19. The method, according to claim 15, in which Powell's optimization algorithm minimizes registration error measurement by calculating the metric value using manually identified fiducials in the target.

20. The method, according to claim 7, in which the multiple initial parameters for 2D-3D image registration include the output parameters of the prior 2D-3D registration; the estimated output parameters using a group of the prior 2D-3D registration; or the output parameter of 2D-3D registration from last period of respiration.

21. The method, according to claim 16, in which the particle swarm optimization increases the registration speed when matching large high-resolution 2D and 3D images comparing with other global optimization method.

22. The method, according to claim 15 or 16, in which Powell's optimization algorithm or the particle swarm optimization is continuously applied throughout the procedure by acquiring and registering the 2D real time images every 30-100 millisecond.

23. The method, according to claim 14 in which if the local optimization method fails, a global optimization method is applied, the global optimization method being particle swarm optimization method.

24. The method, according to claim 12, in which the registration is carried out as a background process to continuously compensate for motion during the procedure.

25. The method, according to claim 1, in which a graphics processing unit (GPU)-accelerates the registration.

26. The method, according to claim 1, in which the target is the liver.

27. The method, according to claim 1, in which the target is the prostate gland.

28. The method, according to claim 1, in which the 2D and 3D images are TRUS images.

29. The method, according to claim 1, in which the imaging procedure is an interventional procedure.

30. The method, according to claim 29, in which the interventional procedure is a biopsy procedure.

31. The method, according to claim 1, in which the imaging procedure is remote sensing (cartography updating),

32. The method, according to claim 1, in which the imaging procedure is astrophotography,

33. The method, according to claim 1, in which the imaging procedure is computer vision in which images must be aligned for quantitative analysis or qualitative comparison.

34. A method for generating a motion-corrected 2D image of a target, the method comprising:

acquiring a 3D static image of the target before an interventional procedure;

correcting the location of the 3D static image to be in synchrony with body motion; and

displaying the motion corrected 2D image of the target.

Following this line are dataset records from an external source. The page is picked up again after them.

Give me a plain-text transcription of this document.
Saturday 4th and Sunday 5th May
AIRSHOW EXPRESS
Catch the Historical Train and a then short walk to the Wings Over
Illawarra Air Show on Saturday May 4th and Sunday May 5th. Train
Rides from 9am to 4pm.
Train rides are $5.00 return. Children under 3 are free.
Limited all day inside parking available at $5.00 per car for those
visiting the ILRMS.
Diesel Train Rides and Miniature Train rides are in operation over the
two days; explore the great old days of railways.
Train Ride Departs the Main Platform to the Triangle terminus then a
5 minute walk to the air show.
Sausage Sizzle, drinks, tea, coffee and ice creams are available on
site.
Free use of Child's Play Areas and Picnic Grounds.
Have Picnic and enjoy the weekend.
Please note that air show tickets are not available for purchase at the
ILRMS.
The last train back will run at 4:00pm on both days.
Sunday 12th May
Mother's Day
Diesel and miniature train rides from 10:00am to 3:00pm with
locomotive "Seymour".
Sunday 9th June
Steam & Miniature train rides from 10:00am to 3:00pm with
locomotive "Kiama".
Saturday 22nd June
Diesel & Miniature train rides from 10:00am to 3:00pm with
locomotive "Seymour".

35. A system for generating a motion-corrected 2D image, the system comprising:

an ultrasound probe for acquiring data from a target during an interventional procedure;

an imaging device connected to the ultrasound probe for displaying data acquired by the ultrasound probe;

a computer readable storage medium connected to the ultrasound probe, the computer readable storage medium having a non-transient memory in which is stored a set of instructions which when executed by a computer cause the computer to:

acquire a 3D static image of the target before the procedure;

during the procedure, acquire and display a plurality of 2D real time images of the target;

acquire one slice of the 3D static image and register it with at least one 2D real time image;

correct the location of the 3D static image to be in synchrony with body motion; and

display the motion corrected 2D image of the target.

36. A system for generating a motion-corrected 2D image, the system comprising:

a probe for acquiring data from a target during an imaging procedure;

an imaging device connected to the probe for displaying data acquired by the probe;

acquire a 3D static image of the target before the procedure;

correct the location of the 3D static image to be in synchrony with a reference parameter; and

display the reference parameter corrected 2D image of the target.

37. The method, according to claim 1, in which the 2D-3D registration is non-rigid.